Türkiye genelinde olduğu gibi, Adıyaman’da da yaşanan kuraklık nedeniyle şehir içme suyu azalınca, hem dengesiz kullanımın önüne geçmek hem de kontrollü tüketimi sağlamak amacıyla belediye tarafından semtlere dönüşümlü olarak su verilmeye başlandı.

Belediyenin kısa vadede alacağın tedbirlerden biri olan dönüşümlü su verilmesi elbette palyatif bir çözümdür.
Esas çözüm vatandaşların çok hassas davranmalarında yatmaktadır. Adıyaman halkı bu sıkıntıları atlatana kadar israf etmeden, bencil davranmadan suyu kullanmalı. Hem kendisi böyle davranmalı hem de çevresinde böyle davranılması konusunda hassas olmalı. Buna uymayanlar varsa uyarmalı, olmazsa yetkili mercilere bilgi vermeli.
Çünkü birinin hoyratça ve gereksiz kullanımı doğrudan diğerini etkilemektedir.
Birimizin suyu israf ederek kullanması diğerinin suyu az kullanması hatta hiç kullanamaması demektir.
Özellikle de kaçak su kullanım konusunda çok ama çok duyarlı olmamız gerekiyor. Unutmayın, suyu kaçak kullananlar sizin hakkınızı kullanıyor demektir.
Bu nedenle hem kendimiz hassas olmalıyız hem de çevremizin de böyle olmasını sağlamalıyız.
Doğrusunu isterseniz bu konuda ben çok ümitliyim.
Yerli yerinde, usulüne ve üslubuna göre anlatıldığı takdirde bunu anlamayacak ve buna uymayacak hiçbir Adıyamanlı yoktur.
Çünkü benim hemşehrim fedakârdır.
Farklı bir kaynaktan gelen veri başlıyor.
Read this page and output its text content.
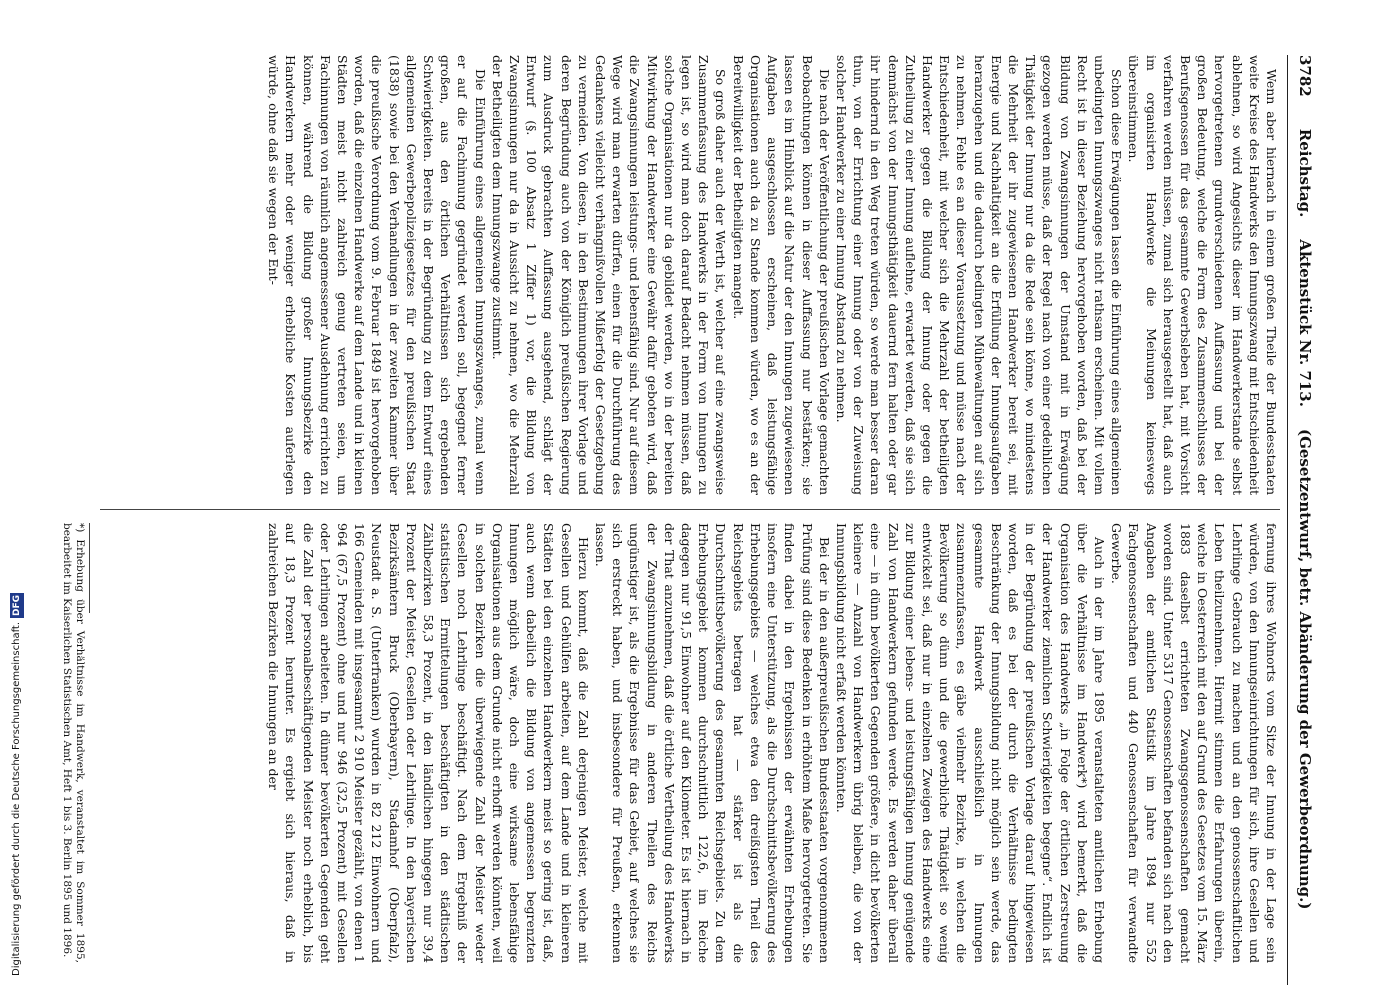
Digitalisierung gefördert durch die Deutsche Forschungsgemeinschaft.DFG
3782
Reichstag.
Aktenstück Nr. 713.
(Gesetzentwurf, betr. Abänderung der Gewerbeordnung.)

Wenn aber hiernach in einem großen Theile der Bundesstaaten weite Kreise des Handwerks den Innungszwang mit Entschiedenheit ablehnen, so wird Angesichts dieser im Handwerkerstande selbst hervorgetretenen grundverschiedenen Auffassung und bei der großen Bedeutung, welche die Form des Zusammenschlusses der Berufsgenossen für das gesammte Gewerbsleben hat, mit Vorsicht verfahren werden müssen, zumal sich herausgestellt hat, daß auch im organisirten Handwerke die Meinungen keineswegs übereinstimmen.

Schon diese Erwägungen lassen die Einführung eines allgemeinen unbedingten Innungszwanges nicht rathsam erscheinen. Mit vollem Recht ist in dieser Beziehung hervorgehoben worden, daß bei der Bildung von Zwangsinnungen der Umstand mit in Erwägung gezogen werden müsse, daß der Regel nach von einer gedeihlichen Thätigkeit der Innung nur da die Rede sein könne, wo mindestens die Mehrheit der ihr zugewiesenen Handwerker bereit sei, mit Energie und Nachhaltigkeit an die Erfüllung der Innungsaufgaben heranzugehen und die dadurch bedingten Mühewaltungen auf sich zu nehmen. Fehle es an dieser Voraussetzung und müsse nach der Entschiedenheit, mit welcher sich die Mehrzahl der betheiligten Handwerker gegen die Bildung der Innung oder gegen die Zutheilung zu einer Innung auflehne, erwartet werden, daß sie sich demnächst von der Innungsthätigkeit dauernd fern halten oder gar ihr hindernd in den Weg treten würden, so werde man besser daran thun, von der Errichtung einer Innung oder von der Zuweisung solcher Handwerker zu einer Innung Abstand zu nehmen.

Die nach der Veröffentlichung der preußischen Vorlage gemachten Beobachtungen können in dieser Auffassung nur bestärken; sie lassen es im Hinblick auf die Natur der den Innungen zugewiesenen Aufgaben ausgeschlossen erscheinen, daß leistungsfähige Organisationen auch da zu Stande kommen würden, wo es an der Bereitwilligkeit der Betheiligten mangelt.

So groß daher auch der Werth ist, welcher auf eine zwangsweise Zusammenfassung des Handwerks in der Form von Innungen zu legen ist, so wird man doch darauf Bedacht nehmen müssen, daß solche Organisationen nur da gebildet werden, wo in der bereiten Mitwirkung der Handwerker eine Gewähr dafür geboten wird, daß die Zwangsinnungen leistungs- und lebensfähig sind. Nur auf diesem Wege wird man erwarten dürfen, einen für die Durchführung des Gedankens vielleicht verhängnißvollen Mißerfolg der Gesetzgebung zu vermeiden. Von diesen, in den Bestimmungen ihrer Vorlage und deren Begründung auch von der Königlich preußischen Regierung zum Ausdruck gebrachten Auffassung ausgehend, schlägt der Entwurf (§. 100 Absatz 1 Ziffer 1) vor, die Bildung von Zwangsinnungen nur da in Aussicht zu nehmen, wo die Mehrzahl der Betheiligten dem Innungszwange zustimmt.

Die Einführung eines allgemeinen Innungszwanges, zumal wenn er auf die Fachinnung gegründet werden soll, begegnet ferner großen, aus den örtlichen Verhältnissen sich ergebenden Schwierigkeiten. Bereits in der Begründung zu dem Entwurf eines allgemeinen Gewerbepolizeigesetzes für den preußischen Staat (1838) sowie bei den Verhandlungen in der zweiten Kammer über die preußische Verordnung vom 9. Februar 1849 ist hervorgehoben worden, daß die einzelnen Handwerke auf dem Lande und in kleinen Städten meist nicht zahlreich genug vertreten seien, um Fachinnungen von räumlich angemessener Ausdehnung errichten zu können, während die Bildung großer Innungsbezirke den Handwerkern mehr oder weniger erhebliche Kosten auferlegen würde, ohne daß sie wegen der Ent-

fernung ihres Wohnorts vom Sitze der Innung in der Lage sein würden, von den Innungseinrichtungen für sich, ihre Gesellen und Lehrlinge Gebrauch zu machen und an den genossenschaftlichen Leben theilzunehmen. Hiermit stimmen die Erfahrungen überein, welche in Oesterreich mit den auf Grund des Gesetzes vom 15. März 1883 daselbst errichteten Zwangsgenossenschaften gemacht worden sind. Unter 5317 Genossenschaften befanden sich nach den Angaben der amtlichen Statistik im Jahre 1894 nur 552 Fachgenossenschaften und 440 Genossenschaften für verwandte Gewerbe.

Auch in der im Jahre 1895 veranstalteten amtlichen Erhebung über die Verhältnisse im Handwerk*) wird bemerkt, daß die Organisation des Handwerks „in Folge der örtlichen Zerstreuung der Handwerker ziemlichen Schwierigkeiten begegne“. Endlich ist in der Begründung der preußischen Vorlage darauf hingewiesen worden, daß es bei der durch die Verhältnisse bedingten Beschränkung der Innungsbildung nicht möglich sein werde, das gesammte Handwerk ausschließlich in Innungen zusammenzufassen, es gäbe vielmehr Bezirke, in welchen die Bevölkerung so dünn und die gewerbliche Thätigkeit so wenig entwickelt sei, daß nur in einzelnen Zweigen des Handwerks eine zur Bildung einer lebens- und leistungsfähigen Innung genügende Zahl von Handwerkern gefunden werde. Es werden daher überall eine — in dünn bevölkerten Gegenden größere, in dicht bevölkerten kleinere — Anzahl von Handwerkern übrig bleiben, die von der Innungsbildung nicht erfaßt werden könnten.

Bei der in den außerpreußischen Bundesstaaten vorgenommenen Prüfung sind diese Bedenken in erhöhtem Maße hervorgetreten. Sie finden dabei in den Ergebnissen der erwähnten Erhebungen insofern eine Unterstützung, als die Durchschnittsbevölkerung des Erhebungsgebiets — welches etwa den dreißigsten Theil des Reichsgebiets betragen hat — stärker ist als die Durchschnittsbevölkerung des gesammten Reichsgebiets. Zu dem Erhebungsgebiet kommen durchschnittlich 122,6, im Reiche dagegen nur 91,5 Einwohner auf den Kilometer. Es ist hiernach in der That anzunehmen, daß die örtliche Vertheilung des Handwerks der Zwangsinnungsbildung in anderen Theilen des Reichs ungünstiger ist, als die Ergebnisse für das Gebiet, auf welches sie sich erstreckt haben, und insbesondere für Preußen, erkennen lassen.

Hierzu kommt, daß die Zahl derjenigen Meister, welche mit Gesellen und Gehülfen arbeiten, auf dem Lande und in kleineren Städten bei den einzelnen Handwerkern meist so gering ist, daß, auch wenn dabeilich die Bildung von angemessen begrenzten Innungen möglich wäre, doch eine wirksame lebensfähige Organisationen aus dem Grunde nicht erhofft werden könnten, weil in solchen Bezirken die überwiegende Zahl der Meister weder Gesellen noch Lehrlinge beschäftigt. Nach dem Ergebniß der statistischen Ermittelungen beschäftigten in den städtischen Zählbezirken 58,3 Prozent, in den ländlichen hingegen nur 39,4 Prozent der Meister, Gesellen oder Lehrlinge. In den bayerischen Bezirksämtern Bruck (Oberbayern), Stadamhof (Oberpfalz), Neustadt a. S. (Unterfranken) wurden in 82 212 Einwohnern und 166 Gemeinden mit insgesammt 2 910 Meister gezählt, von denen 1 964 (67,5 Prozent) ohne und nur 946 (32,5 Prozent) mit Gesellen oder Lehrlingen arbeiteten. In dünner bevölkerten Gegenden geht die Zahl der personalbeschäftigenden Meister noch erheblich, bis auf 18,3 Prozent herunter. Es ergiebt sich hieraus, daß in zahlreichen Bezirken die Innungen an der

*) Erhebung über Verhältnisse im Handwerk, veranstaltet im Sommer 1895, bearbeitet im Kaiserlichen Statistischen Amt, Heft 1 bis 3. Berlin 1895 und 1896.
Çünkü benim hemşerim kendinden önce komşusunu ve diğer insanları düşünür.
Yeter ki benim hemşehrimin güvenini kazanın ve yeter ki benim hemşehrim inansın.
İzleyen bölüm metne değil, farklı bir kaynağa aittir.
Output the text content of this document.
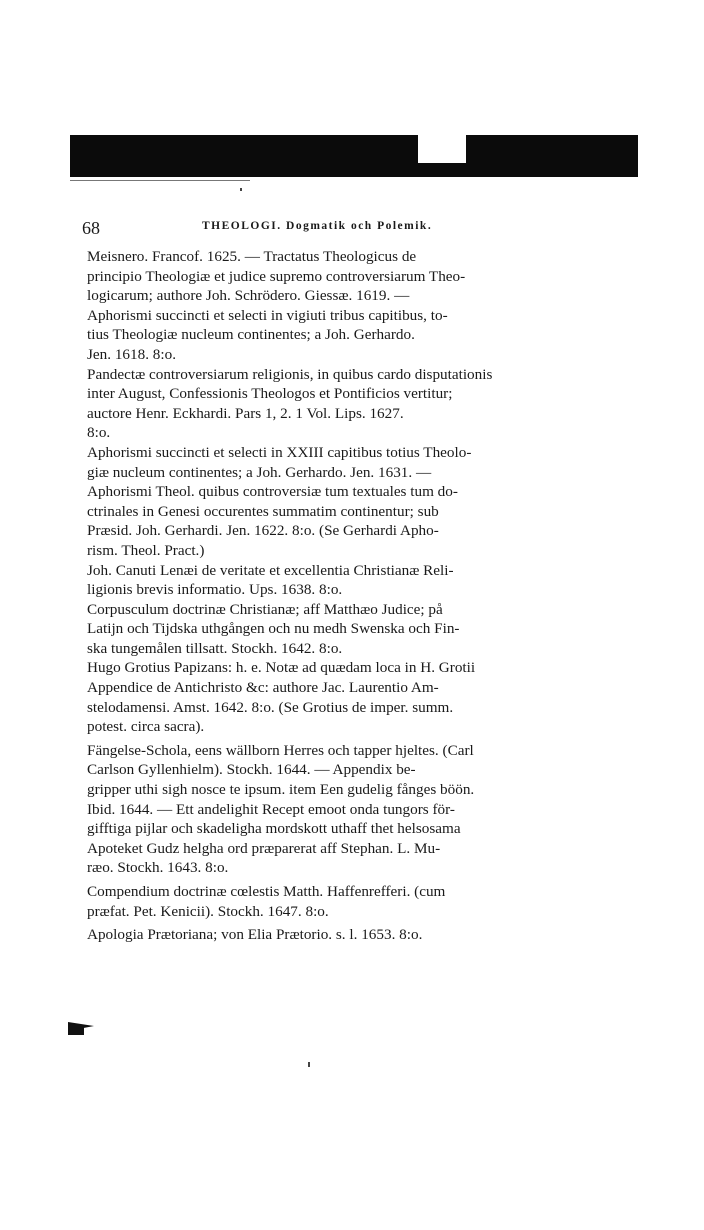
68	THEOLOGI. Dogmatik och Polemik.
Meisnero. Francof. 1625. — Tractatus Theologicus de
principio Theologiæ et judice supremo controversiarum Theo-
logicarum; authore Joh. Schrödero. Giessæ. 1619. —
Aphorismi succincti et selecti in vigiuti tribus capitibus, to-
tius Theologiæ nucleum continentes; a Joh. Gerhardo.
Jen. 1618. 8:o.
Pandectæ controversiarum religionis, in quibus cardo disputationis
inter August, Confessionis Theologos et Pontificios vertitur;
auctore Henr. Eckhardi. Pars 1, 2. 1 Vol. Lips. 1627.
8:o.
Aphorismi succincti et selecti in XXIII capitibus totius Theolo-
giæ nucleum continentes; a Joh. Gerhardo. Jen. 1631. —
Aphorismi Theol. quibus controversiæ tum textuales tum do-
ctrinales in Genesi occurentes summatim continentur; sub
Præsid. Joh. Gerhardi. Jen. 1622. 8:o. (Se Gerhardi Apho-
rism. Theol. Pract.)
Joh. Canuti Lenæi de veritate et excellentia Christianæ Reli-
ligionis brevis informatio. Ups. 1638. 8:o.
Corpusculum doctrinæ Christianæ; aff Matthæo Judice; på
Latijn och Tijdska uthgången och nu medh Swenska och Fin-
ska tungemålen tillsatt. Stockh. 1642. 8:o.
Hugo Grotius Papizans: h. e. Notæ ad quædam loca in H. Grotii
Appendice de Antichristo &c: authore Jac. Laurentio Am-
stelodamensi. Amst. 1642. 8:o. (Se Grotius de imper. summ.
potest. circa sacra).
Fängelse-Schola, eens wällborn Herres och tapper hjeltes. (Carl
Carlson Gyllenhielm). Stockh. 1644. — Appendix be-
gripper uthi sigh nosce te ipsum. item Een gudelig fånges böön.
Ibid. 1644. — Ett andelighit Recept emoot onda tungors för-
gifftiga pijlar och skadeligha mordskott uthaff thet helsosama
Apoteket Gudz helgha ord præparerat aff Stephan. L. Mu-
ræo. Stockh. 1643. 8:o.
Compendium doctrinæ cœlestis Matth. Haffenrefferi. (cum
præfat. Pet. Kenicii). Stockh. 1647. 8:o.
Apologia Prætoriana; von Elia Prætorio. s. l. 1653. 8:o.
Gerisi kendiliğinden gelir.
Bunun en büyük örneğini geçtiğimiz gün Palanlı sınırlarında yaşanan orman yangınında gördük.
Yetkililerin yardım isteyen çağrısını alır almaz, ötesini düşünmeden kazmayı küreği kapıp yangın söndürmeye koşan hemşehrim, kendisinden fedakârlık istendiğinde gözünü kırpmadan bunu yapacağının örneğini çok güzel bir şekilde ortaya koymuştur.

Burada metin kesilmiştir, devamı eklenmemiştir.